Les femmes du Chantier des Francofolies #4 : Aloïse Sauvage

A travers une série d’interviews, RIFFX met à l’honneur 12 femmes artistes qui sont passées par le Chantier des Francos entre 1998 et 2020. Ce dispositif unique, destiné à des artistes émergents de la chanson francophone, a pour but de perfectionner leur art de la scène. Après Suzane et Clara Ysé, RIFFX continue cette série de portraits en compagnie d’Aloïse Sauvage, pure dynamite que vous avez pu découvrir cette année sur la scène des Victoires de la Musique avec son premier album Dévorantes.
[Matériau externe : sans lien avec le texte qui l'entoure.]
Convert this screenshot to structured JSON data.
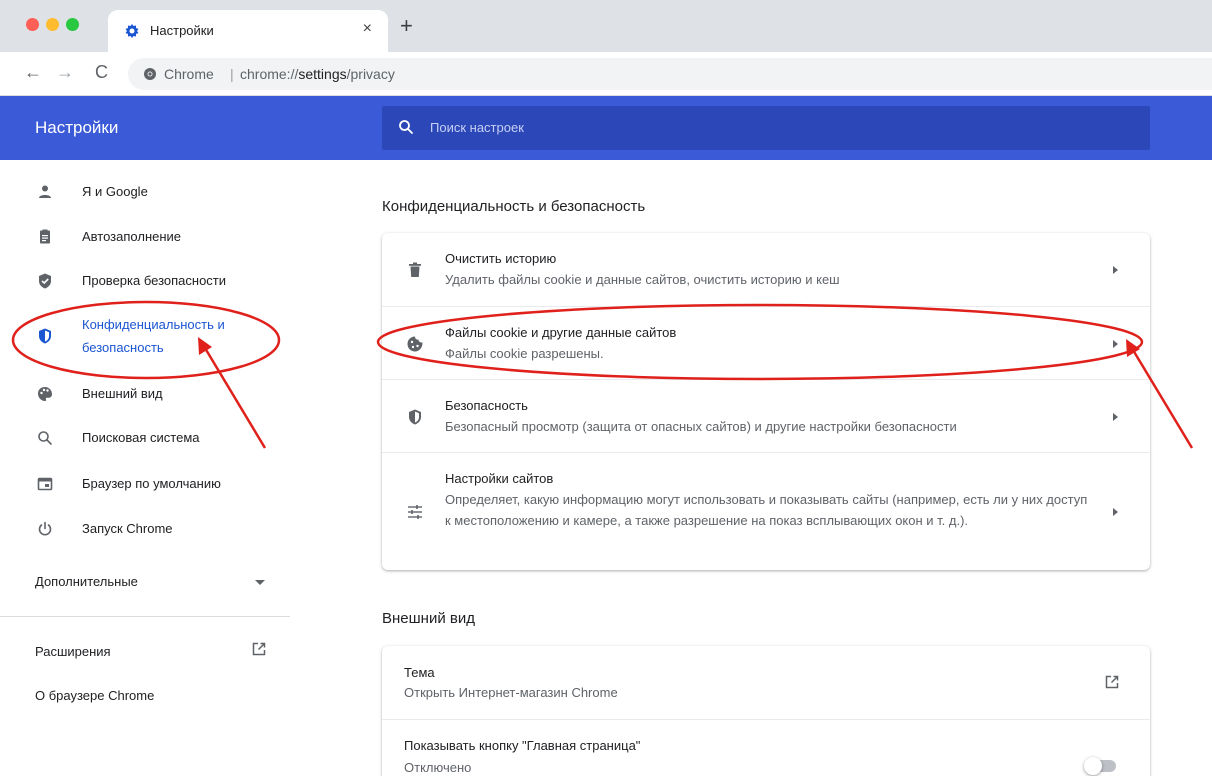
{
  "browser": {
    "tab_title": "Настройки",
    "tab_close": "×",
    "new_tab": "+",
    "back": "←",
    "forward": "→",
    "reload": "C",
    "omnibox_site": "Chrome",
    "omnibox_sep": "|",
    "url_prefix": "chrome://",
    "url_host": "settings",
    "url_path": "/privacy"
  },
  "header": {
    "title": "Настройки",
    "search_placeholder": "Поиск настроек",
    "color": "#3b5ad7"
  },
  "sidebar": {
    "items": [
      {
        "label": "Я и Google",
        "icon": "person-icon"
      },
      {
        "label": "Автозаполнение",
        "icon": "clipboard-icon"
      },
      {
        "label": "Проверка безопасности",
        "icon": "shield-check-icon"
      },
      {
        "label": "Конфиденциальность и",
        "label2": "безопасность",
        "icon": "shield-privacy-icon",
        "active": true
      },
      {
        "label": "Внешний вид",
        "icon": "palette-icon"
      },
      {
        "label": "Поисковая система",
        "icon": "search-icon"
      },
      {
        "label": "Браузер по умолчанию",
        "icon": "browser-icon"
      },
      {
        "label": "Запуск Chrome",
        "icon": "power-icon"
      }
    ],
    "advanced": "Дополнительные",
    "extensions": "Расширения",
    "about": "О браузере Chrome"
  },
  "privacy_section": {
    "title": "Конфиденциальность и безопасность",
    "rows": [
      {
        "title": "Очистить историю",
        "subtitle": "Удалить файлы cookie и данные сайтов, очистить историю и кеш",
        "icon": "trash-icon"
      },
      {
        "title": "Файлы cookie и другие данные сайтов",
        "subtitle": "Файлы cookie разрешены.",
        "icon": "cookie-icon"
      },
      {
        "title": "Безопасность",
        "subtitle": "Безопасный просмотр (защита от опасных сайтов) и другие настройки безопасности",
        "icon": "shield-icon"
      },
      {
        "title": "Настройки сайтов",
        "subtitle": "Определяет, какую информацию могут использовать и показывать сайты (например, есть ли у них доступ к местоположению и камере, а также разрешение на показ всплывающих окон и т. д.).",
        "icon": "tune-icon"
      }
    ]
  },
  "appearance_section": {
    "title": "Внешний вид",
    "theme_title": "Тема",
    "theme_sub": "Открыть Интернет-магазин Chrome",
    "home_title": "Показывать кнопку \"Главная страница\"",
    "home_sub": "Отключено"
  },
  "annotation_color": "#e0201b"
}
Avant de la retrouver en clôture du Printemps iNOUïS le vendredi 18 septembre à Bourges, on l’a rencontrée !

Bonjour Aloïse, ton passage au Chantier des Francos remonte à 2018. Quelle a été ta motivation pour y participer à l’époque ?
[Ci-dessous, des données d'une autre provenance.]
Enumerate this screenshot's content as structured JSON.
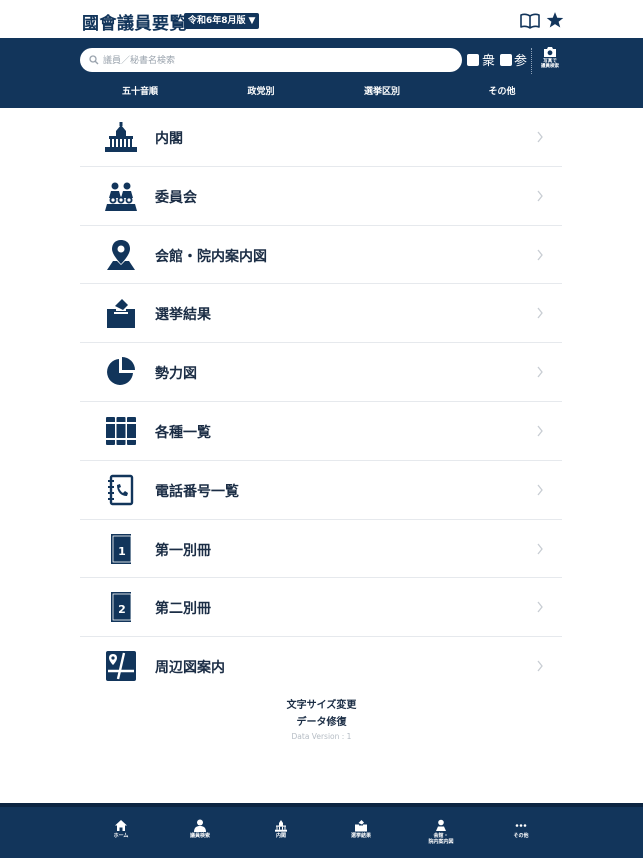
{
  "header": {
    "title": "國會議員要覧",
    "edition": "令和6年8月版"
  },
  "search": {
    "placeholder": "議員／秘書名検索",
    "filter_house_rep": "衆",
    "filter_councillors": "参",
    "camera_label": "写真で\n議員検索"
  },
  "tabs": [
    {
      "label": "五十音順"
    },
    {
      "label": "政党別"
    },
    {
      "label": "選挙区別"
    },
    {
      "label": "その他"
    }
  ],
  "menu": [
    {
      "label": "内閣",
      "icon": "diet-building-icon"
    },
    {
      "label": "委員会",
      "icon": "committee-icon"
    },
    {
      "label": "会館・院内案内図",
      "icon": "location-pin-icon"
    },
    {
      "label": "選挙結果",
      "icon": "ballot-box-icon"
    },
    {
      "label": "勢力図",
      "icon": "pie-chart-icon"
    },
    {
      "label": "各種一覧",
      "icon": "binders-icon"
    },
    {
      "label": "電話番号一覧",
      "icon": "phone-book-icon"
    },
    {
      "label": "第一別冊",
      "icon": "book-1-icon"
    },
    {
      "label": "第二別冊",
      "icon": "book-2-icon"
    },
    {
      "label": "周辺図案内",
      "icon": "map-icon"
    }
  ],
  "footer": {
    "font_size_link": "文字サイズ変更",
    "data_repair_link": "データ修復",
    "version": "Data Version : 1"
  },
  "bottom_nav": [
    {
      "label": "ホーム",
      "icon": "home-icon"
    },
    {
      "label": "議員検索",
      "icon": "member-search-icon"
    },
    {
      "label": "内閣",
      "icon": "diet-building-icon"
    },
    {
      "label": "選挙結果",
      "icon": "ballot-box-icon"
    },
    {
      "label": "会館・\n院内案内図",
      "icon": "location-person-icon"
    },
    {
      "label": "その他",
      "icon": "more-icon"
    }
  ],
  "colors": {
    "brand_navy": "#12355b",
    "text": "#1b2d45",
    "divider": "#e6e9ed"
  }
}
C’était vraiment le début pour moi. Je venais de partager en octobre 2017, pour la première fois, deux chansons sur internet. Mon tout premier concert a eu lieu en novembre, devant 50 personnes à Paris. On l’avait organisé de manière autonome avec celle qui allait devenir ma manageuse : Mélissa Phulpin. De base, elle était mon attachée de presse, elle m’a fait voir tout ce qu’il y avait comme aides et tremplins pour des jeunes pousses comme moi, qui voulaient entreprendre un parcours musical et artistique. Et le Chantier des Francos en faisait partie. Ce qui m’a vraiment donné envie c’est le côté accompagnement, la possibilité d’être en immersion. Aussi, pouvoir rencontrer des professionnels et leur demander conseil tout simplement par rapport à là où j’en étais, c’est-à-dire au tout début. En bonus, il y avait cette option de pouvoir jouer aux Francofolies de la Rochelle, ça c’était vraiment la cerise sur le gâteau.

On peut dire que ce passage au Chantier des Francos a donné un coup d’accélérateur à ta carrière ?

Ça je sais pas, mais ça fait partie des marqueurs. Forcément quand on appartient à une sorte de promotion, 2018 en l’occurrence, avec un tel ou un tel, ça éveille la curiosité des professionnels. J’étais avec Voyou, Foé… Des artistes qu’on croise, qu’on suit, on se soutient dans nos parcours respectifs. Ça nous a tous mis un petit coup de projecteur pour en tout cas poursuivre et ça nous a aidés pour la croissance.

© NÉDA YAZDANIAN

Cette année tu as sorti ton premier album : Dévorantes. Pour celles et ceux qui ne l’ont pas encore écouté, peux-tu nous parler de ce projet ?

C’est mon premier album, qui est une bonne description musicale de la personne que j’étais au moment de l’écrire. C’est un projet très personnel où les chansons viennent de mon vécu intime : il n’y a pas de mensonges, il n’y a que des histoires quotidiennes et personnelles racontées en chansons et puis j’ai voulu montrer un peu les différentes facettes de ma personnalité musicale. C’est-à-dire à la fois de la chanson française, des sonorités électro ou « plus urbaines », même si maintenant ça veut un peu rien dire, comme la trap, l’afro trap, le hip-hop et le rap évidemment. Tout se relie dans les ambiances par mon écriture. Dévorantes, disons que c’est la première pierre à l’édifice.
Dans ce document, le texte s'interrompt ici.